Our Seahorse-based assays showed that the LRPPRC plays an essential role in promoting OXPHOS in SDHA overexpressing ovarian cancer cell lines. The inhibition of LRPPRC by shikonin in those cell lines significantly suppressed mitochondrial respiration leading to bioenergetic disfunction and cancer cell death. Interestingly, while cell lines with high expression of SDHA and LRPPRC showed severe inhibition of mitochondrial respiration resulting in apoptosis upon treatment with shikonin, the cell lines with LRPPRC KD or naturally low LRPPRC levels were completely insensitive to low doses of shikonin, which is likely due to mitochondria hyperfusion. Mitochondria hyperfusion is a conserved pro-survival response to various forms of stress to preserve ETC function and mitochondrial integrity during OXPHOS deficiency [44,79]. It is likely that normal cells or cancer cells with normal SDHA levels, are able to preserve mitochondrial integrity and the ETC function by employing mitochondria hyperfusion. In contrast, it seems that in tumors with high-energy metabolism such as those with SDHA overexpression, mitochondria hyperfusion could be defective or insufficient to maintain energy production via OXPHOS resulting in cell death [44]. This also emphasizes the idea that LRPPRC inhibitors could be less toxic to normal cells while eliminating SDHA/LRPPRC overexpressing cancer cells.
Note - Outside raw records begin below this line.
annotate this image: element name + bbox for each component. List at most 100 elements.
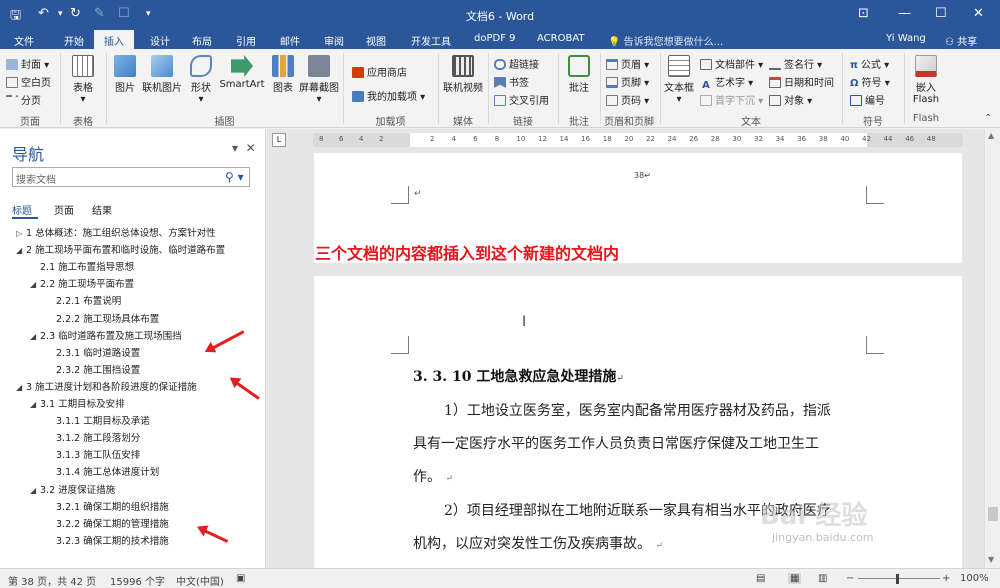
tab-10[interactable]: doPDF 9 — [474, 33, 516, 44]
nav-heading-item[interactable]: ◢ 2 施工现场平面布置和临时设施、临时道路布置 — [16, 242, 225, 256]
nav-heading-item[interactable]: 2.2.2 施工现场具体布置 — [46, 311, 159, 325]
collapse-icon[interactable]: ◢ — [16, 246, 26, 255]
comment-button[interactable]: 批注 — [562, 55, 596, 94]
maximize-icon[interactable]: ☐ — [935, 6, 947, 21]
nav-heading-item[interactable]: 3.1.4 施工总体进度计划 — [46, 464, 159, 478]
read-mode-icon[interactable]: ▤ — [756, 573, 765, 584]
page-break-button[interactable]: 分页 — [6, 92, 41, 107]
tab-5[interactable]: 引用 — [236, 33, 256, 48]
cover-page-button[interactable]: 封面 ▾ — [6, 56, 49, 71]
nav-heading-item[interactable]: ◢ 3.1 工期目标及安排 — [30, 396, 125, 410]
close-icon[interactable]: ✕ — [973, 6, 984, 21]
collapse-icon[interactable]: ◢ — [16, 383, 26, 392]
datetime-button[interactable]: 日期和时间 — [769, 74, 834, 89]
nav-heading-item[interactable]: ◢ 3 施工进度计划和各阶段进度的保证措施 — [16, 379, 197, 393]
collapse-ribbon-icon[interactable]: ⌃ — [984, 113, 992, 124]
tab-3[interactable]: 设计 — [150, 33, 170, 48]
close-icon[interactable]: ✕ — [246, 141, 256, 155]
zoom-slider-thumb[interactable] — [896, 574, 899, 584]
my-addins-button[interactable]: 我的加载项 ▾ — [352, 88, 425, 103]
header-button[interactable]: 页眉 ▾ — [606, 56, 649, 71]
print-layout-icon[interactable]: ▦ — [788, 573, 802, 584]
zoom-slider[interactable] — [858, 578, 940, 579]
scroll-up-icon[interactable]: ▲ — [988, 131, 994, 140]
numbering-button[interactable]: 编号 — [850, 92, 885, 107]
nav-heading-item[interactable]: 2.3.1 临时道路设置 — [46, 345, 140, 359]
tab-selector-icon[interactable]: L — [272, 133, 286, 147]
tab-8[interactable]: 视图 — [366, 33, 386, 48]
nav-heading-item[interactable]: 3.2.1 确保工期的组织措施 — [46, 499, 169, 513]
textbox-button[interactable]: 文本框 ▾ — [663, 55, 695, 105]
page-count[interactable]: 第 38 页，共 42 页 — [8, 573, 96, 588]
tab-6[interactable]: 邮件 — [280, 33, 300, 48]
tab-2[interactable]: 插入 — [94, 30, 134, 49]
page-number-button[interactable]: 页码 ▾ — [606, 92, 649, 107]
language[interactable]: 中文(中国) — [176, 573, 224, 588]
horizontal-ruler[interactable]: 8 6 4 2 2 4 6 8 10 12 14 16 18 20 22 24 26 28 30 32 34 36 38 40… — [313, 133, 963, 147]
nav-tab-0[interactable]: 标题 — [12, 202, 32, 217]
tab-9[interactable]: 开发工具 — [411, 33, 451, 48]
nav-heading-item[interactable]: 3.2.2 确保工期的管理措施 — [46, 516, 169, 530]
blank-page-button[interactable]: 空白页 — [6, 74, 51, 89]
nav-tab-2[interactable]: 结果 — [92, 202, 112, 217]
table-button[interactable]: 表格 ▾ — [66, 55, 100, 105]
scroll-down-icon[interactable]: ▼ — [988, 555, 994, 564]
cross-reference-button[interactable]: 交叉引用 — [494, 92, 549, 107]
collapse-icon[interactable]: ◢ — [30, 486, 40, 495]
equation-button[interactable]: π 公式 ▾ — [850, 56, 889, 71]
nav-heading-item[interactable]: ◢ 3.2 进度保证措施 — [30, 482, 115, 496]
tab-11[interactable]: ACROBAT — [537, 33, 585, 44]
smartart-button[interactable]: SmartArt — [218, 55, 266, 90]
collapse-icon[interactable]: ◢ — [30, 400, 40, 409]
tell-me-input[interactable]: 💡 告诉我您想要做什么... — [608, 33, 723, 48]
document-area[interactable]: L 8 6 4 2 2 4 6 8 10 12 14 16 18 20 22 24 26 28 30 32 34 36 38… — [267, 129, 984, 568]
word-count[interactable]: 15996 个字 — [110, 573, 165, 588]
ribbon-display-icon[interactable]: ⊡ — [858, 6, 869, 21]
tab-1[interactable]: 开始 — [64, 33, 84, 48]
nav-heading-item[interactable]: ▷ 1 总体概述：施工组织总体设想、方案针对性 — [16, 225, 216, 239]
search-input[interactable]: 搜索文档 ⚲ ▾ — [12, 167, 250, 187]
nav-pane-controls[interactable]: ▾ ✕ — [232, 141, 256, 155]
web-layout-icon[interactable]: ▥ — [818, 573, 827, 584]
macro-icon[interactable]: ▣ — [236, 573, 245, 584]
symbol-button[interactable]: Ω 符号 ▾ — [850, 74, 890, 89]
nav-heading-item[interactable]: 3.1.1 工期目标及承诺 — [46, 413, 150, 427]
collapse-icon[interactable]: ◢ — [30, 332, 40, 341]
scroll-thumb[interactable] — [988, 507, 998, 521]
nav-heading-item[interactable]: 2.2.1 布置说明 — [46, 293, 121, 307]
store-button[interactable]: 应用商店 — [352, 64, 407, 79]
expand-icon[interactable]: ▷ — [16, 229, 26, 238]
nav-heading-item[interactable]: 3.1.3 施工队伍安排 — [46, 447, 140, 461]
wordart-button[interactable]: A 艺术字 ▾ — [700, 74, 753, 91]
nav-heading-item[interactable]: 3.1.2 施工段落划分 — [46, 430, 140, 444]
tab-7[interactable]: 审阅 — [324, 33, 344, 48]
minimize-icon[interactable]: — — [898, 6, 911, 21]
user-name[interactable]: Yi Wang — [886, 33, 926, 44]
nav-heading-item[interactable]: 2.3.2 施工围挡设置 — [46, 362, 140, 376]
vertical-scrollbar[interactable]: ▲ ▼ — [984, 129, 1000, 568]
share-button[interactable]: ⚇ 共享 — [945, 33, 977, 48]
zoom-level[interactable]: 100% — [960, 573, 989, 584]
footer-button[interactable]: 页脚 ▾ — [606, 74, 649, 89]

Future mechanistic studies investigating the impact of mitochondria hyperfusion on cell viability in SDHA overexpressing tumors treated with LRPPRC inhibitors are warranted.

5. Conclusions

In summary, we investigated unique metabolic features of ovarian cancer and discovered that tumors with high-OXPHOS phenotype are characterized by concomitant overexpression of SDHA and LRPPRC. We demonstrated for the first time that the SDHA and LPPPRC expression progressively increases from precancerous lesions to invasive HGSOC and become significantly upregulated in advanced tumors. Importantly, our in vivo data demonstrated that blocking LRPPRC function by shikonin results in a long-term therapeutic benefit and can be an effective therapy in preselected SDHA and LRPPRC overexpressing ovarian tumors. We propose that high levels of SDHA and LRPPRC could serve as novel biomarkers of high-OXPHOS tumors to guide personalized cancer therapy.